Your cholesterol number in isolation is not the best predictor of cardiac disease or heart attacks. People with normal cholesterol levels are dying of heart attacks, and people with cholesterol levels above 200mg/dl aren’t. Our bodies are very complex organisms.
Your body’s level of inflammation, triglycerides, small particle LDL, Lp(a), ApoB, and other parameters help us craft a better assessment of your overall metabolic stability and risk for cardiac disease. Someone with triglycerides that are through the roof but a cholesterol level of 180 probably has a higher chance of developing cardiac issues than someone with normal triglyceride levels. High triglyceride levels are associated with diseases such as metabolic syndrome, which elevates our levels of systemic inflammation. Extreme fitness, not extreme duration, is best.
An exciting part of this study was that people with “extreme” or elite level fitness were found to have a lower chance of dying than others at a lower level of fitness. That’s interesting. Previous studies have shown a U-shaped curve, or reverse J-curve. Those who didn’t exercise and those who exercised too much had similar chances of dying from a cardiac issue. Only those who exercised moderately had a lesser chance of disease and death from cardiac disease.
The data on this subject is still unsettled. Three to four hours of movement each week is our target. Each step counts towards that goal. Even your 5-minute walk from the parking lot. Call it what you like… exercise vs. movement; the key is to move, move often and occasionally with ferocious intent.
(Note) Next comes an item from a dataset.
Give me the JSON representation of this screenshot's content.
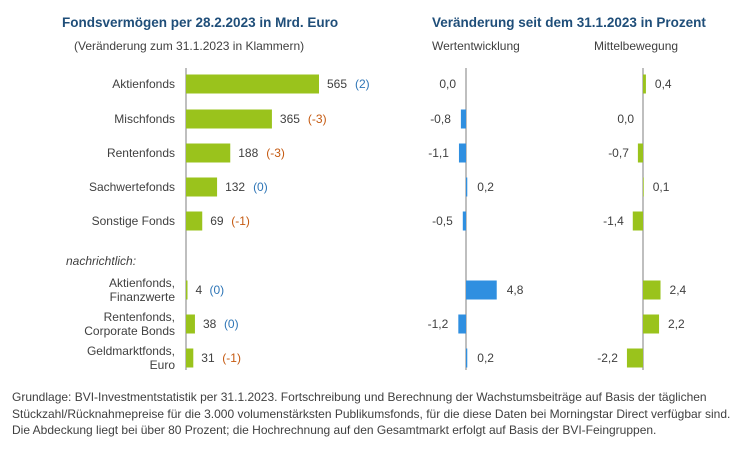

This potential reverse J-curve issue only applies to a minimal number of people out there pounding the pavement every day or even twice a day. But it’s good news because once we catch the exercise bug, we may not need to worry about the amount we exercise.
Now, keep in mind that this study only discussed people’s fitness level, not how they achieved that level of fitness. Participants in this study with an elite fitness level might not have been running 100 miles a week. Previous research is pretty clear in this area. People who run ultra-marathons or exercise too much seem to run into an issue of diminishing returns and possibly a problem with not being as “healthy” as they think they are.
Your aerobic or cardiac fitness matters. And it matters a lot. How you achieve that level matters for some (extreme elite athletes), but for the rest of us, it is only necessary to start to make our days a little harder. We should walk more, move more often, take the stairs, join our friends at their yoga class, and make an effort to improve our chance of living longer by simply trying to be more active each day. It works.